Tacrolimus, compared to ciclosporin, has the advantage of being well absorbed by the gastroduodenal tract and therefore can be used orally in the presence of a diseased small bowel.26 The efficacy of this drug is indirectly confirmed by its use in patients with inflammatory bowel diseases who had undergone liver transplantation, with the dual aim of avoiding rejection and treating intestinal disorder.27 Until now, the use of tacrolimus in severe or complicated Crohn’s disease has been limited to a few cases and for a short period, as a ‘bridge’ to other immunosuppressive therapies.11, 12 Among them, azathioprine plays a central role even though it is in most cases ineffective in the active phase because of the slow onset of action, and is therefore used only to maintain clinical remission.3
Recently, Fellermann et al. described a way of treating steroid-unresponsive acute attacks of inflammatory bowel diseases by intravenous tacrolimus and maintaining remission by oral administration of the same drug.28 Their results have been promising in 11 patients (six with ulcerative colitis and five with Crohn’s disease) who had been followed up for a mean period of 7 months. Our experience with tacrolimus in Crohn’s disease is longer, with a median follow-up period lasting more than 2 years. Even though adverse events occurred frequently, they were controlled by therapeutic dose arrangements in all but one patient. Moreover, none of the patients showed changes in blood creatinine, suggesting an absence of long-term nephrotoxic effects in our series.

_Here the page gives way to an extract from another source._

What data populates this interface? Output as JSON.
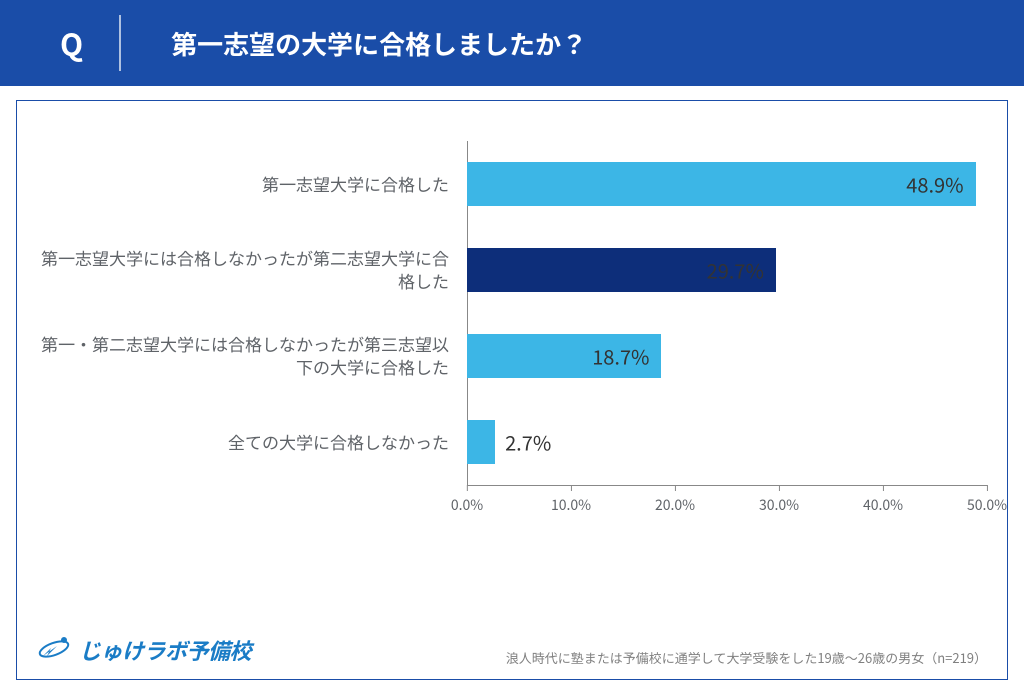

For a complete evaluation of the effectiveness of tacrolimus therapy, we believe that it is of relevance to discriminate short- and long-term therapeutical effects. After only a few weeks of therapy we observed the following benefits:
1 complete reversal of adverse events due to previous treatments (steroids and ciclosporin);
2 closure of fistulas in three out of six patients and significant improvement in another, with a 10-fold reduction in a huge external opening;29
3 possibility of withdrawing total parenteral nutrition in three out of six patients.

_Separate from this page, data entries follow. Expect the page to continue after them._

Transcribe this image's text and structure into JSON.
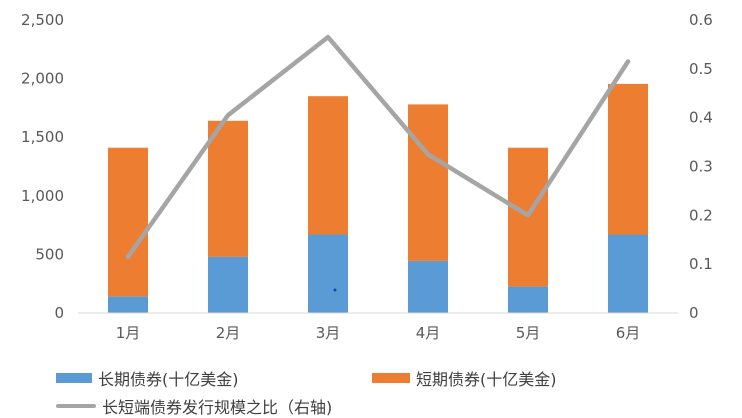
{
  "chart_data": {
    "type": "bar",
    "stacked": true,
    "categories": [
      "1月",
      "2月",
      "3月",
      "4月",
      "5月",
      "6月"
    ],
    "series": [
      {
        "name": "长期债券(十亿美金)",
        "type": "bar",
        "axis": "left",
        "color": "#5b9bd5",
        "values": [
          140,
          480,
          670,
          445,
          225,
          670
        ]
      },
      {
        "name": "短期债券(十亿美金)",
        "type": "bar",
        "axis": "left",
        "color": "#ed7d31",
        "values": [
          1270,
          1160,
          1180,
          1335,
          1185,
          1285
        ]
      },
      {
        "name": "长短端债券发行规模之比（右轴)",
        "type": "line",
        "axis": "right",
        "color": "#a5a5a5",
        "values": [
          0.115,
          0.405,
          0.565,
          0.325,
          0.2,
          0.515
        ]
      }
    ],
    "left_axis": {
      "min": 0,
      "max": 2500,
      "ticks": [
        "0",
        "500",
        "1,000",
        "1,500",
        "2,000",
        "2,500"
      ]
    },
    "right_axis": {
      "min": 0,
      "max": 0.6,
      "ticks": [
        "0",
        "0.1",
        "0.2",
        "0.3",
        "0.4",
        "0.5",
        "0.6"
      ]
    },
    "grid": false,
    "legend_position": "bottom"
  }
}
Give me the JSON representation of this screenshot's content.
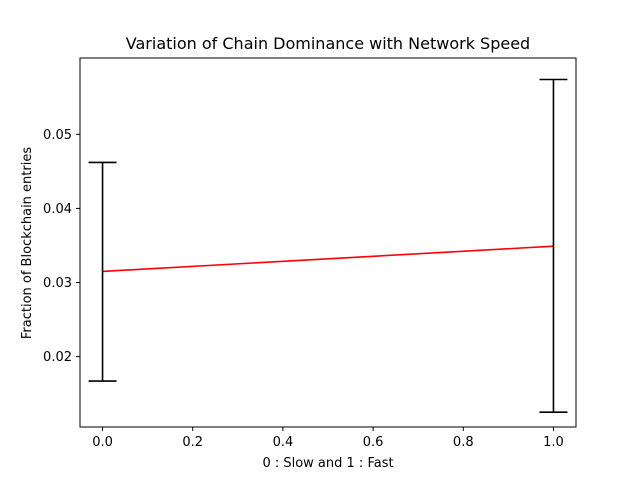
{
  "chart_data": {
    "type": "line",
    "title": "Variation of Chain Dominance with Network Speed",
    "xlabel": "0 : Slow and 1 : Fast",
    "ylabel": "Fraction of Blockchain entries",
    "xlim": [
      -0.05,
      1.05
    ],
    "ylim": [
      0.0105,
      0.0603
    ],
    "x_ticks": [
      0.0,
      0.2,
      0.4,
      0.6,
      0.8,
      1.0
    ],
    "x_tick_labels": [
      "0.0",
      "0.2",
      "0.4",
      "0.6",
      "0.8",
      "1.0"
    ],
    "y_ticks": [
      0.02,
      0.03,
      0.04,
      0.05
    ],
    "y_tick_labels": [
      "0.02",
      "0.03",
      "0.04",
      "0.05"
    ],
    "grid": false,
    "series": [
      {
        "x": [
          0,
          1
        ],
        "values": [
          0.0315,
          0.0349
        ],
        "color": "#ff0000",
        "error_bars": [
          {
            "x": 0,
            "lower": 0.0167,
            "upper": 0.0462
          },
          {
            "x": 1,
            "lower": 0.0125,
            "upper": 0.0574
          }
        ],
        "error_bar_color": "#000000"
      }
    ]
  }
}
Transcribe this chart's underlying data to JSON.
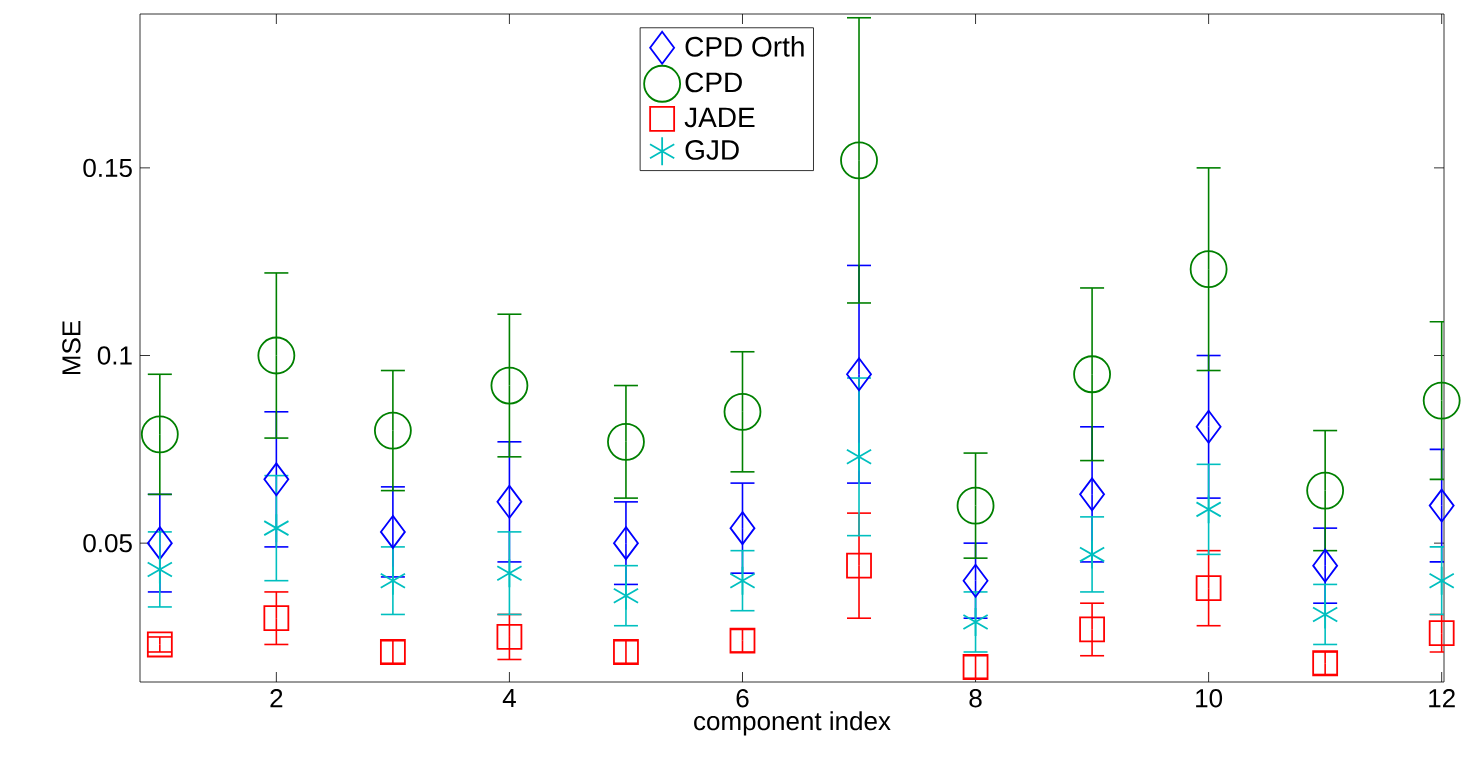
{
  "chart_data": {
    "type": "scatter",
    "xlabel": "component index",
    "ylabel": "MSE",
    "legend": "top",
    "grid": false,
    "x": [
      1,
      2,
      3,
      4,
      5,
      6,
      7,
      8,
      9,
      10,
      11,
      12
    ],
    "xlim": [
      0.83,
      12.02
    ],
    "ylim": [
      0.013,
      0.191
    ],
    "xticks": [
      2,
      4,
      6,
      8,
      10,
      12
    ],
    "yticks": [
      0.05,
      0.1,
      0.15
    ],
    "series": [
      {
        "name": "CPD Orth",
        "color": "#0000ff",
        "marker": "diamond",
        "values": [
          0.05,
          0.067,
          0.053,
          0.061,
          0.05,
          0.054,
          0.095,
          0.04,
          0.063,
          0.081,
          0.044,
          0.06
        ],
        "errors": [
          0.013,
          0.018,
          0.012,
          0.016,
          0.011,
          0.012,
          0.029,
          0.01,
          0.018,
          0.019,
          0.01,
          0.015
        ]
      },
      {
        "name": "CPD",
        "color": "#008000",
        "marker": "circle",
        "values": [
          0.079,
          0.1,
          0.08,
          0.092,
          0.077,
          0.085,
          0.152,
          0.06,
          0.095,
          0.123,
          0.064,
          0.088
        ],
        "errors": [
          0.016,
          0.022,
          0.016,
          0.019,
          0.015,
          0.016,
          0.038,
          0.014,
          0.023,
          0.027,
          0.016,
          0.021
        ]
      },
      {
        "name": "JADE",
        "color": "#ff0000",
        "marker": "square",
        "values": [
          0.023,
          0.03,
          0.021,
          0.025,
          0.021,
          0.024,
          0.044,
          0.017,
          0.027,
          0.038,
          0.018,
          0.026
        ],
        "errors": [
          0.002,
          0.007,
          0.003,
          0.006,
          0.003,
          0.003,
          0.014,
          0.003,
          0.007,
          0.01,
          0.003,
          0.005
        ]
      },
      {
        "name": "GJD",
        "color": "#00bfbf",
        "marker": "cross",
        "values": [
          0.043,
          0.054,
          0.04,
          0.042,
          0.036,
          0.04,
          0.073,
          0.029,
          0.047,
          0.059,
          0.031,
          0.04
        ],
        "errors": [
          0.01,
          0.014,
          0.009,
          0.011,
          0.008,
          0.008,
          0.021,
          0.008,
          0.01,
          0.012,
          0.008,
          0.009
        ]
      }
    ]
  }
}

With regard to the advantage of using tacrolimus long-term, we highlight the following findings:
1 a significant change in Crohn’s disease activity index and inflammatory bowel disease life-quality questionnaire values after 6 and 12 months of therapy;
2 the possibility of controlling adverse events;
3 the possibility of delaying the need for surgery and providing the time for ‘elective’ operations;
4 the possibility of withdrawing steroid therapy (indeed, a supplementation with these drugs was required in five out of 13 patients and was ineffective in all but one, in whom we observed the well-known dose-sparing described in transplanted patients).30
Our experience confirms that tacrolimus may represent a pertinent therapeutical option in Crohn’s disease when conventional therapies fail to be effective. The possibility of using tacrolimus in both the short and long-term could attribute it a singular role in the treatment of Crohn’s disease despite the recent introduction and proven effectiveness of a new specific drug, Infliximab (monoclonal antibody anti-tumour necrosis factor alpha).31 Our wide experience with tacrolimus in transplanted patients gave us the opportunity to elucidate some principles of correct administration and we came to the conclusion that the management of tacrolimus is more feasible in non-transplanted patients. In fact, in Crohn’s disease we have never seen the complications of tacrolimus therapy which are observed in transplanted patients (viral infections and additive effects with other drugs).32
In conclusion, good compliance results from oral administration and the dual possibility of obtaining both the resolution of acute attacks and the maintenance of remission. This encourages the trial of tacrolimus in more significant groups of patients in order to confirm the results we achieved in controlled trials and to broaden the therapeutic indications for tacrolimus beyond the end-stage of disease as an extreme attempt to avoid surgery.